Asked during a question-and-answer session about why the opioid crisis continued to escalate during the pandemic, Gupta said that “we know that the increase in drug overdose and poisoning deaths was beginning to rise even prior to the pandemic, and it has been very clear that the pandemic has clearly exacerbated the suffering to Americans, both in terms of isolation and of early shutdown of treatment facilities.” That’s why the administration has implemented “a number of things, including telehealth provisions, that allowed some significantly increased access to care, both for rural populations but also other marginalized and underserved communities, and populations such as [prison inmates],” he added.

MedPage Today asked officials whether any thought had been given to continuing the newly loosened restrictions on buprenorphine prescribing; as part of the COVID-19 public health emergency, the administration lifted the training requirement for a buprenorphine prescribing “X-waiver” in April 2021, although doctors still have a limit of 30 patients for whom they can prescribe the drug at any given time.

“We certainly have heard from communities” that the loosened restrictions “have been so helpful,” said Miriam Delphin-Rittmon, PhD, HHS Assistant Secretary for Mental Health and Substance Use. In addition, “for individuals who are on either methadone or accessing buprenorphine, it has been helpful to be able to receive those medications through telehealth, or to receive take-home doses. We are currently looking to continue those flexibilities for 1 year beyond the end of the public health emergency,” and also considering extending them even beyond that date, she said. “That is all in process and under discussion. But currently, for at least 1 year beyond the public health emergency, those flexibilities will be continued.”

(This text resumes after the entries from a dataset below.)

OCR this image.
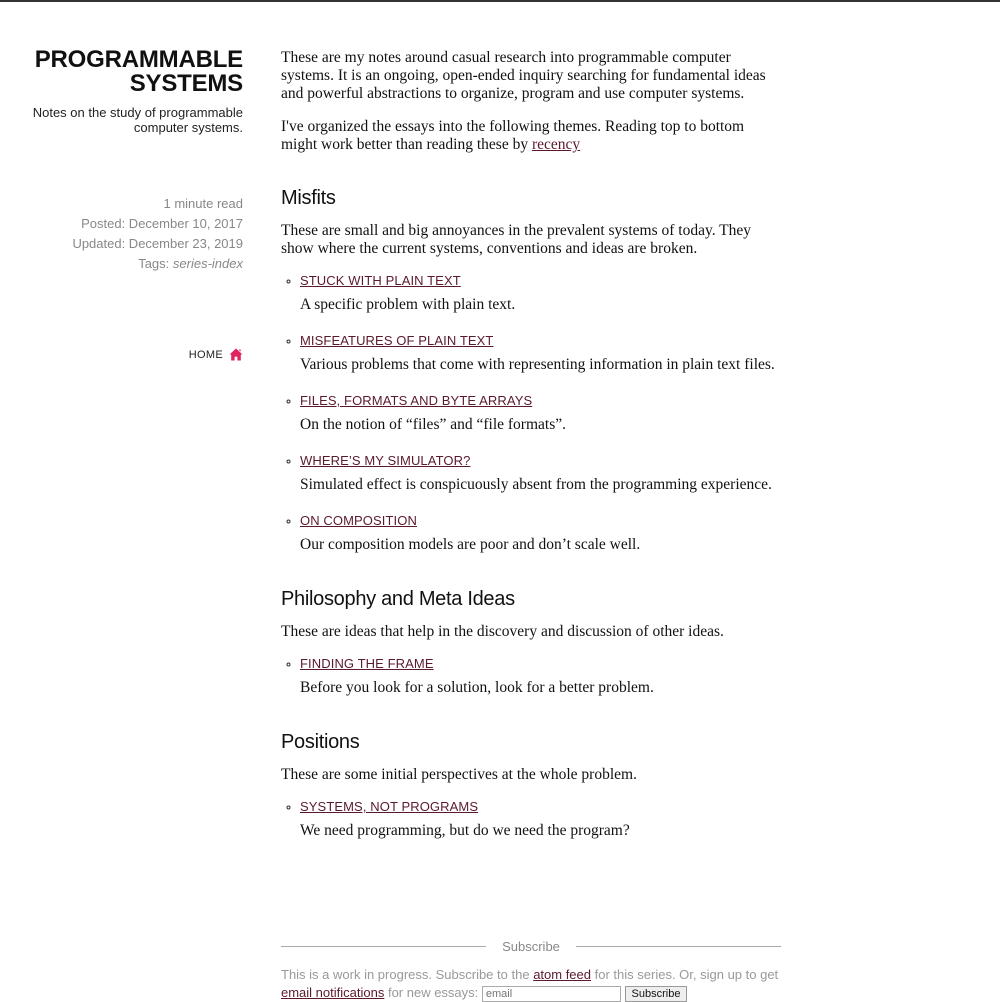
PROGRAMMABLE
SYSTEMS

Notes on the study of programmable
computer systems.

1 minute read
Posted: December 10, 2017
Updated: December 23, 2019
Tags: series-index
HOME

These are my notes around casual research into programmable computer systems. It is an ongoing, open-ended inquiry searching for fundamental ideas and powerful abstractions to organize, program and use computer systems.

I've organized the essays into the following themes. Reading top to bottom might work better than reading these by recency

Misfits

These are small and big annoyances in the prevalent systems of today. They show where the current systems, conventions and ideas are broken.

◦ STUCK WITH PLAIN TEXT

A specific problem with plain text.

◦ MISFEATURES OF PLAIN TEXT

Various problems that come with representing information in plain text files.

◦ FILES, FORMATS AND BYTE ARRAYS

On the notion of “files” and “file formats”.

◦ WHERE’S MY SIMULATOR?

Simulated effect is conspicuously absent from the programming experience.

◦ ON COMPOSITION

Our composition models are poor and don’t scale well.

Philosophy and Meta Ideas

These are ideas that help in the discovery and discussion of other ideas.

◦ FINDING THE FRAME

Before you look for a solution, look for a better problem.

Positions

These are some initial perspectives at the whole problem.

◦ SYSTEMS, NOT PROGRAMS

We need programming, but do we need the program?

Subscribe
This is a work in progress. Subscribe to the atom feed for this series. Or, sign up to get email notifications for new essays: email	Subscribe
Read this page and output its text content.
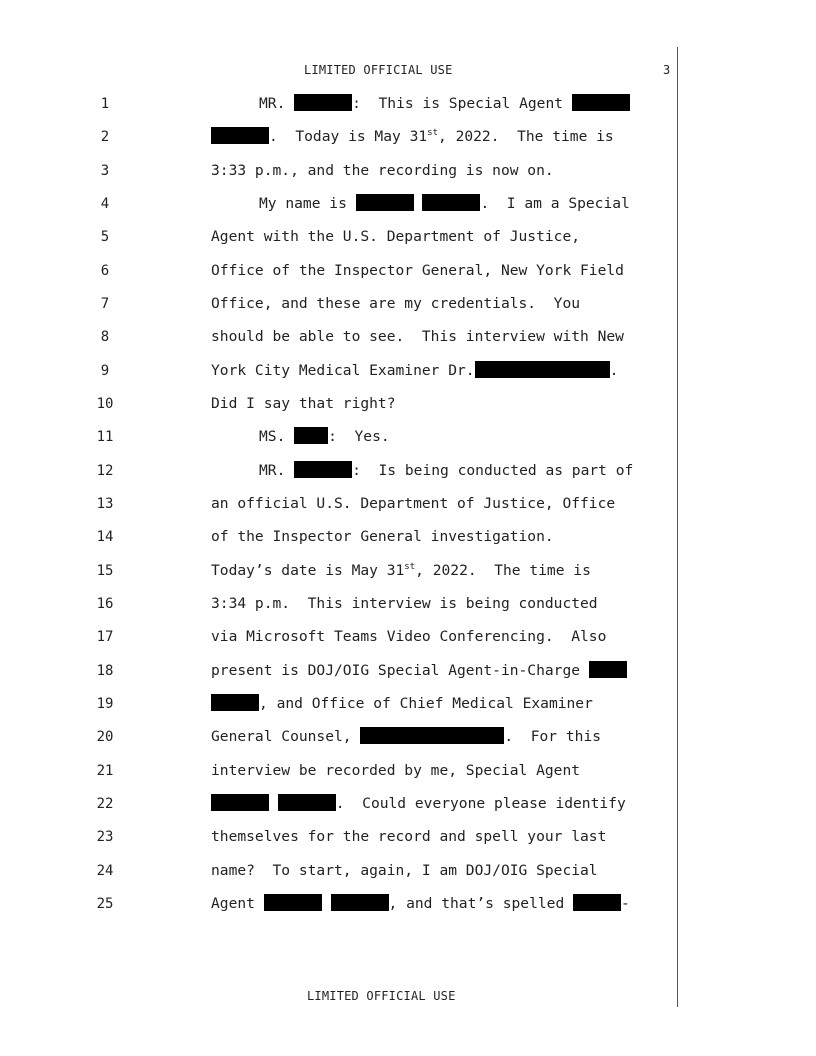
LIMITED OFFICIAL USE	3
1	MR.	:  This is Special Agent
2	.  Today is May 31st, 2022.  The time is
3	3:33 p.m., and the recording is now on.
4	My name is	.  I am a Special
5	Agent with the U.S. Department of Justice,
6	Office of the Inspector General, New York Field
7	Office, and these are my credentials.  You
8	should be able to see.  This interview with New
9	York City Medical Examiner Dr.	.
10	Did I say that right?
11	MS. :  Yes.
12	MR.	:  Is being conducted as part of
13	an official U.S. Department of Justice, Office
14	of the Inspector General investigation.
15	Today’s date is May 31st, 2022.  The time is
16	3:34 p.m.  This interview is being conducted
17	via Microsoft Teams Video Conferencing.  Also
18	present is DOJ/OIG Special Agent-in-Charge
19	, and Office of Chief Medical Examiner
20	General Counsel,	.  For this
21	interview be recorded by me, Special Agent
22	.  Could everyone please identify
23	themselves for the record and spell your last
24	name?  To start, again, I am DOJ/OIG Special
25	Agent	, and that’s spelled	-
LIMITED OFFICIAL USE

Gupta added that as an X-waivered physician himself, he knows that “it is very difficult for providers and clinicians all over the country to be able to provide that access on par with the ability to write [prescriptions for] other Schedule II drugs … We want to make sure that these flexibilities that Dr. Delphin-Rittmon’s talking about — the telehealth provision and access to methadone to take home, as well as the mobile vans for methadone that significantly increased access to people, especially in rural communities — [continues because] it is critical, and we know treatment saves lives.”

However, he added, “we also need to make sure that the clinician community steps up and is providing those prescriptions, addressing the stigma that goes along [with addiction], including in healthcare, and providing people the help.”